Jeff’s decision to bi-amp the component speakers, combined with the tweaking power and time correction of the Alpine processor, got the soundstage just where he wanted it. Now Jeff can picture the band playing out on the hood, right at ear level. The time correction makes sure the image shifts enough to put him front and center.

The soundstage is the most important thing in the whole system buildup — it’s what Jeff actually hears, how he experiences what he’s worked so hard to create.

“I feel like I’m really listening to music," he said. "All the instruments have their own space.”


What did we learn during this round of testing?

First of all, the Focal Utopia speakers totally rock. They sound incredible, especially the amazing beryllium tweeter. Every snare hit, tambourine, and other high detail comes in crystal-clear.

Bi-amping, while probably overkill for most of us, was a key to Jeff’s plan. It gave him a ton more headroom to work with. Alpine’s digital processor did the rest, letting Jeff “EQ the heck out of it” and giving him pinpoint control over every channel. Bottom line: this system sounds crazy good.

Jeff’s fond of saying that he likes to remove the electronics from the equation — meaning all that’s left is music, as pristine as it was recorded. He definitely accomplished that in his truck.

What’s up next?

In Part 4, we'll address the various vibrations and rattles in Jeff’s truck by installing Dynamat sound damping material. We’ll test incrementally to note any changes in SPL and the sound curve, both while the truck is parked and while driving at different speeds over different surfaces. Normally. you'd install Dynamat while you're doing everything else, but we want to quantify the difference Dynamat can make in a vehicle.

Learn more

Catch up with Part 1 of our test series and read more about our testing methodology.

Part 2 gives you an in-depth look at adding amps, subs, and upgrading the speakers.

  • Duane E Poorman from Springdale

    Posted on 8/25/2018

    Thank you for the link to part 4, Dominic DeVito!

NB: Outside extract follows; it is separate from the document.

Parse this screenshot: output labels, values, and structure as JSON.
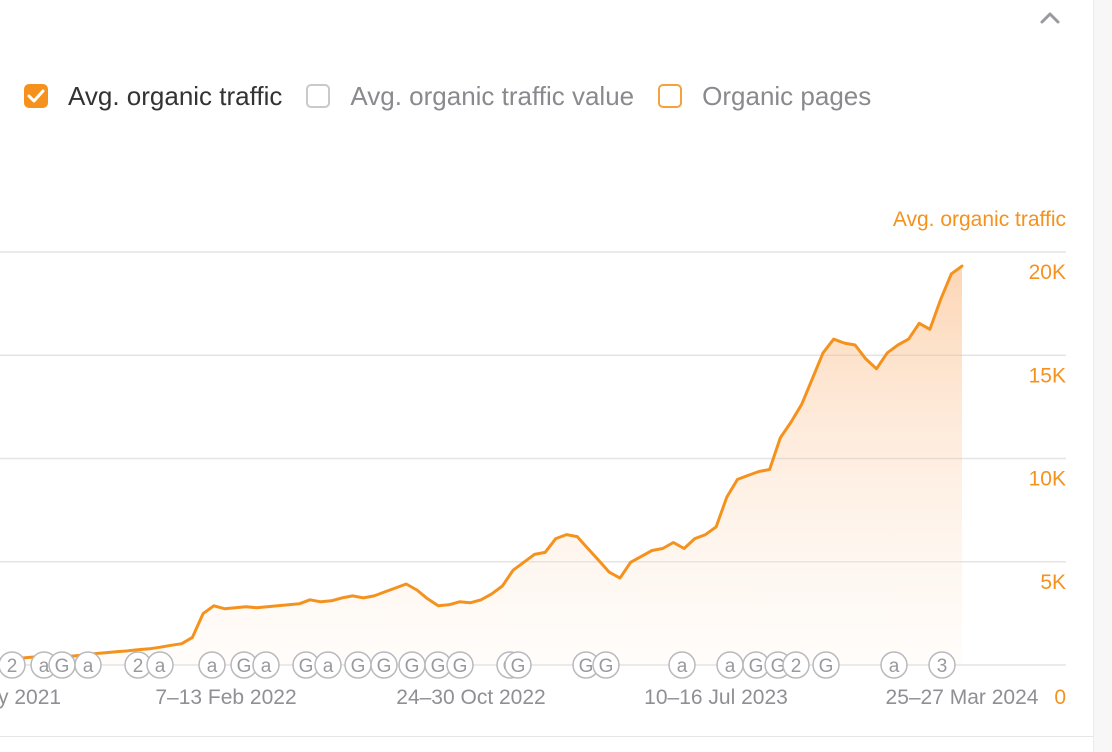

  • Duane E Poorman from Springdale

    Posted on 8/24/2018

    This is a fantastic series of articles! Did part 4 every get published? I can't find a link to it. Thank you!

    Commenter image

    Dominic DeVito from Crutchfield

    on 8/24/2018

    Hi Duane - Thanks for the kind words on the articles; we hope you're finding them helpful. You can find Part 4 here.
  • Commenter image

    Alexander Hrabe from Crutchfield

    Posted on 3/6/2017

    Great clarification, Andrew, but he really did bi-amp those speakers. Just like you would do with home speakers, Jeff ran a separate amp channel to each tweeter and each woofer, using all four amp channels for those four door speakers. You have to be careful when doing that because it would be easy to blow most tweeters that way. That's why he also used an outboard processor to keep tight control over which frequencies are sent to the tweeters.

  • Commenter image

    Alexander Hrabe from Crutchfield

    Posted on 3/6/2017

    Zachary, if you're looking for a budget build-up, you might enjoy this article. Also, to keep the cost down, some people opt out of rear speakers, and only install one subwoofer, or don't add the second amp. A receiver, front speakers, subwoofer, and a 4-channel amp can add up to a great stereo system!

  • Zachary Wayne Adams from Vero Beach

    Posted on 3/3/2017

    Why don't yall do this as a budget build? As in a new sub, speakers, amp and stereo for under $1k

  • Andrew from Santa Rosa

    Posted on 2/28/2017

    Bi-amping is when you send 2 channels of amplifier power to 1 speaker, generally a floorstanding speaker that is designed with 2 sets of binding posts. I think the author meant bridging 2 channels of power to 1 speaker. The only problem with that is you only had a 4 channel amp to begin with and 4 speakers to power. So all he could have done was run 1 channel of power to each speaker and run them active through a processor.